Todo en la liturgia se pone al servicio de Cristo, con la mayor dignidad
posible:
“Con razón, pues, se considera la Liturgia como el ejercicio del sacerdocio de
Jesucristo. En ella los signos sensibles significan y, cada uno a su manera,
realizan la santificación del hombre, y así el Cuerpo Místico de Jesucristo, es
decir, la Cabeza
y sus miembros, ejerce el culto público íntegro. En consecuencia, toda celebración
litúrgica, por ser obra de Cristo sacerdotes y de su Cuerpo, que es la Iglesia, es acción sagrada
por excelencia” (SC 7).
La
belleza en la liturgia incluye todos sus elementos y ritos. Debe estar en todo,
todo debe ser hermoso y bello porque es para el Señor, para la glorificación de
Dios.
Los
signos de la liturgia y los elementos materiales (pan, vino, agua, aceite, luz)

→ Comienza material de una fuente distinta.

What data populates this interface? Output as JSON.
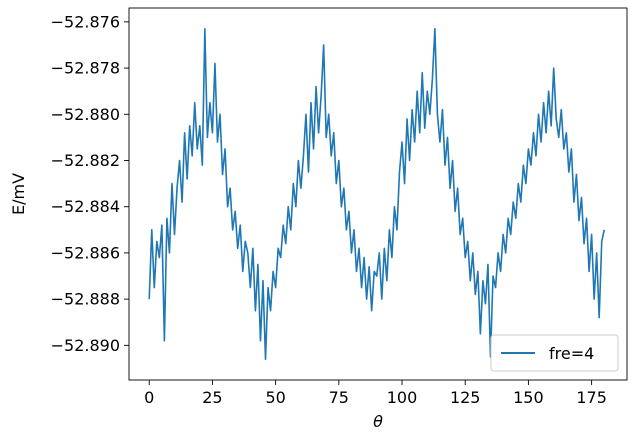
{
  "chart_data": {
    "type": "line",
    "xlabel": "θ",
    "ylabel": "E/mV",
    "xlim": [
      -8,
      189
    ],
    "ylim": [
      -52.8915,
      -52.8754
    ],
    "xticks": [
      {
        "value": 0,
        "label": "0"
      },
      {
        "value": 25,
        "label": "25"
      },
      {
        "value": 50,
        "label": "50"
      },
      {
        "value": 75,
        "label": "75"
      },
      {
        "value": 100,
        "label": "100"
      },
      {
        "value": 125,
        "label": "125"
      },
      {
        "value": 150,
        "label": "150"
      },
      {
        "value": 175,
        "label": "175"
      }
    ],
    "yticks": [
      {
        "value": -52.89,
        "label": "−52.890"
      },
      {
        "value": -52.888,
        "label": "−52.888"
      },
      {
        "value": -52.886,
        "label": "−52.886"
      },
      {
        "value": -52.884,
        "label": "−52.884"
      },
      {
        "value": -52.882,
        "label": "−52.882"
      },
      {
        "value": -52.88,
        "label": "−52.880"
      },
      {
        "value": -52.878,
        "label": "−52.878"
      },
      {
        "value": -52.876,
        "label": "−52.876"
      }
    ],
    "grid": false,
    "legend": {
      "position": "bottom-right",
      "entries": [
        "fre=4"
      ]
    },
    "series": [
      {
        "name": "fre=4",
        "color": "#1f77b4",
        "x": [
          0,
          1,
          2,
          3,
          4,
          5,
          6,
          7,
          8,
          9,
          10,
          11,
          12,
          13,
          14,
          15,
          16,
          17,
          18,
          19,
          20,
          21,
          22,
          23,
          24,
          25,
          26,
          27,
          28,
          29,
          30,
          31,
          32,
          33,
          34,
          35,
          36,
          37,
          38,
          39,
          40,
          41,
          42,
          43,
          44,
          45,
          46,
          47,
          48,
          49,
          50,
          51,
          52,
          53,
          54,
          55,
          56,
          57,
          58,
          59,
          60,
          61,
          62,
          63,
          64,
          65,
          66,
          67,
          68,
          69,
          70,
          71,
          72,
          73,
          74,
          75,
          76,
          77,
          78,
          79,
          80,
          81,
          82,
          83,
          84,
          85,
          86,
          87,
          88,
          89,
          90,
          91,
          92,
          93,
          94,
          95,
          96,
          97,
          98,
          99,
          100,
          101,
          102,
          103,
          104,
          105,
          106,
          107,
          108,
          109,
          110,
          111,
          112,
          113,
          114,
          115,
          116,
          117,
          118,
          119,
          120,
          121,
          122,
          123,
          124,
          125,
          126,
          127,
          128,
          129,
          130,
          131,
          132,
          133,
          134,
          135,
          136,
          137,
          138,
          139,
          140,
          141,
          142,
          143,
          144,
          145,
          146,
          147,
          148,
          149,
          150,
          151,
          152,
          153,
          154,
          155,
          156,
          157,
          158,
          159,
          160,
          161,
          162,
          163,
          164,
          165,
          166,
          167,
          168,
          169,
          170,
          171,
          172,
          173,
          174,
          175,
          176,
          177,
          178,
          179,
          180
        ],
        "y": [
          -52.888,
          -52.885,
          -52.8875,
          -52.8855,
          -52.8862,
          -52.8848,
          -52.8898,
          -52.8845,
          -52.886,
          -52.883,
          -52.8852,
          -52.8832,
          -52.882,
          -52.8838,
          -52.8808,
          -52.8828,
          -52.8805,
          -52.8818,
          -52.8795,
          -52.8815,
          -52.8805,
          -52.8822,
          -52.8763,
          -52.881,
          -52.8795,
          -52.8808,
          -52.8778,
          -52.8812,
          -52.88,
          -52.8826,
          -52.8815,
          -52.884,
          -52.8832,
          -52.885,
          -52.8842,
          -52.8858,
          -52.8848,
          -52.8868,
          -52.8855,
          -52.886,
          -52.8875,
          -52.8858,
          -52.8885,
          -52.8865,
          -52.8898,
          -52.8872,
          -52.8906,
          -52.8875,
          -52.8885,
          -52.8868,
          -52.8875,
          -52.8858,
          -52.8862,
          -52.8848,
          -52.8856,
          -52.884,
          -52.885,
          -52.883,
          -52.884,
          -52.882,
          -52.8832,
          -52.8818,
          -52.88,
          -52.8825,
          -52.8795,
          -52.8815,
          -52.8788,
          -52.8808,
          -52.8792,
          -52.877,
          -52.881,
          -52.88,
          -52.8818,
          -52.8808,
          -52.883,
          -52.882,
          -52.884,
          -52.8832,
          -52.885,
          -52.8842,
          -52.886,
          -52.885,
          -52.8868,
          -52.8858,
          -52.8875,
          -52.8862,
          -52.888,
          -52.8866,
          -52.8885,
          -52.8868,
          -52.887,
          -52.886,
          -52.888,
          -52.8858,
          -52.8872,
          -52.885,
          -52.8862,
          -52.884,
          -52.885,
          -52.8825,
          -52.8812,
          -52.883,
          -52.8802,
          -52.882,
          -52.8798,
          -52.8812,
          -52.879,
          -52.8808,
          -52.8782,
          -52.8806,
          -52.879,
          -52.88,
          -52.8785,
          -52.8763,
          -52.88,
          -52.8812,
          -52.8798,
          -52.8822,
          -52.881,
          -52.8832,
          -52.882,
          -52.8842,
          -52.8832,
          -52.8852,
          -52.8845,
          -52.8862,
          -52.8855,
          -52.8872,
          -52.886,
          -52.8878,
          -52.8868,
          -52.8895,
          -52.8872,
          -52.8882,
          -52.8865,
          -52.8905,
          -52.887,
          -52.8875,
          -52.886,
          -52.8868,
          -52.8852,
          -52.886,
          -52.8845,
          -52.8852,
          -52.8838,
          -52.8845,
          -52.883,
          -52.8838,
          -52.8822,
          -52.883,
          -52.8815,
          -52.8822,
          -52.8808,
          -52.8818,
          -52.88,
          -52.8812,
          -52.8795,
          -52.8808,
          -52.879,
          -52.8805,
          -52.878,
          -52.8802,
          -52.881,
          -52.8798,
          -52.8815,
          -52.8808,
          -52.8825,
          -52.8815,
          -52.8838,
          -52.8826,
          -52.8846,
          -52.8836,
          -52.8856,
          -52.8845,
          -52.8868,
          -52.8852,
          -52.888,
          -52.886,
          -52.8888,
          -52.8855,
          -52.885
        ]
      }
    ]
  }
}
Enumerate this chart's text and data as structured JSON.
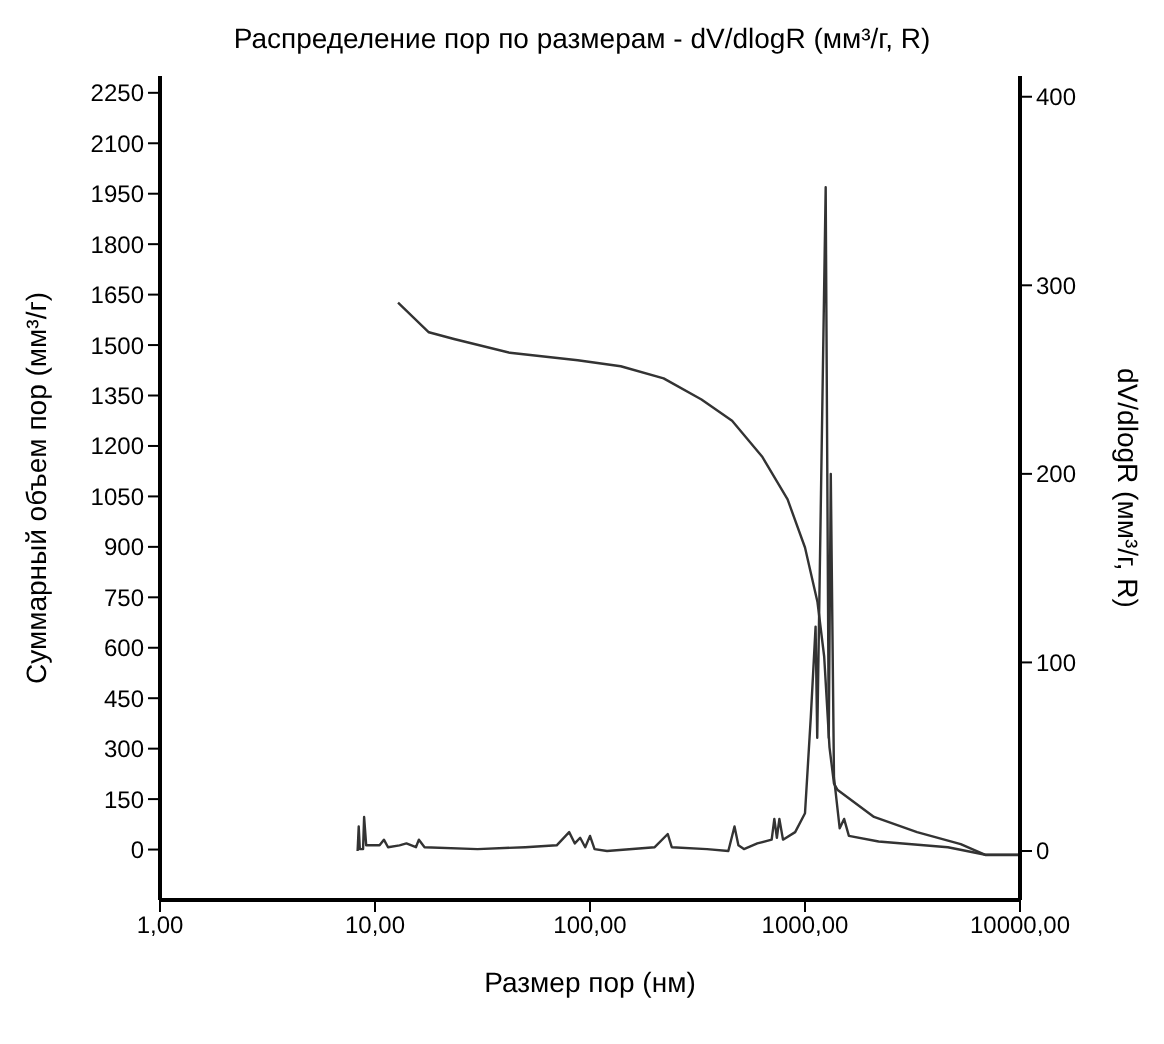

deben ser expresivos, significativos, para las realidades espirituales que van
a comunicar y transmitir. Lo artificioso no cuadra bien con la naturaleza de la
liturgia y sentido de ofrenda al Señor (cirios o flores artificiales, etc.).
Los
gestos del sacerdote, de los ministros o de los fieles (inclinaciones
profundas, inclinación de cabeza, genuflexión, extensión de las manos,
imposición de manos, santiguarse, etc.) son signos bellos si se realizan con
gravedad, con unción, conscientes de lo que se hace y ante Quién se hacen. “Los
gestos y posturas corporales, tanto del sacerdote, del diácono y de los
ministros, como del pueblo, deben tender a que toda la celebración resplandezca
por el noble decoro y por la sencillez” (IGMR 42).
Todo
debe brillar por su limpieza, por su orden y pulcritud. El decoro es
imprescindible; el desorden y la dejadez afectan a la liturgia, distraen, desdicen
del culto divino.
Las
vestiduras litúrgicas (casulla, capas pluviales, albas, etc.) igualmente deben
estar al servicio del Señor, y, por tanto, bellas, hermosas en su corte y
tejido, limpias, bien cuidadas, revelando que están en función de las cosas
santas. “Es conveniente que las vestiduras sagradas mismas contribuyan al
decoro de la acción sagrada” (IGMR 35); “Es conveniente que la belleza y la
nobleza de cada una de las vestiduras no se busque en la abundancia de los
adornos sobreañadidos sino en el material que se emplea y en su forma. Sin
embargo, que el ornato presente figuras o imágenes y símbolos que indiquen el
uso litúrgico, evitando todo lo que desdiga del uso sagrado” (IGMR 344).
Lo
mismo habrá de decirse de los vasos sagrados y otros utensilios (cáliz, patena,
copón, custodia, incensarios, acetres…): por su forma, material, diseño, deben
revelar la belleza del Misterio al que sirven. “En lo tocante a la forma de los
vasos sagrados, corresponde al artista fabricarlos del modo que responda más a
propósito a las costumbres de cada región, con tal de que cada vaso sea
adecuado para el uso litúrgico a que se destina, y se distinga claramente de
aquellos destinados para el uso cotidiano” (IGMR 332).
En definitiva, y como
criterio para todo, “procúrese diligentemente que también en las cosas de menor
importancia, se observen oportunamente los postulados del arte y que siempre se
asocie la noble sencillez con la elegancia” (IGMR 335).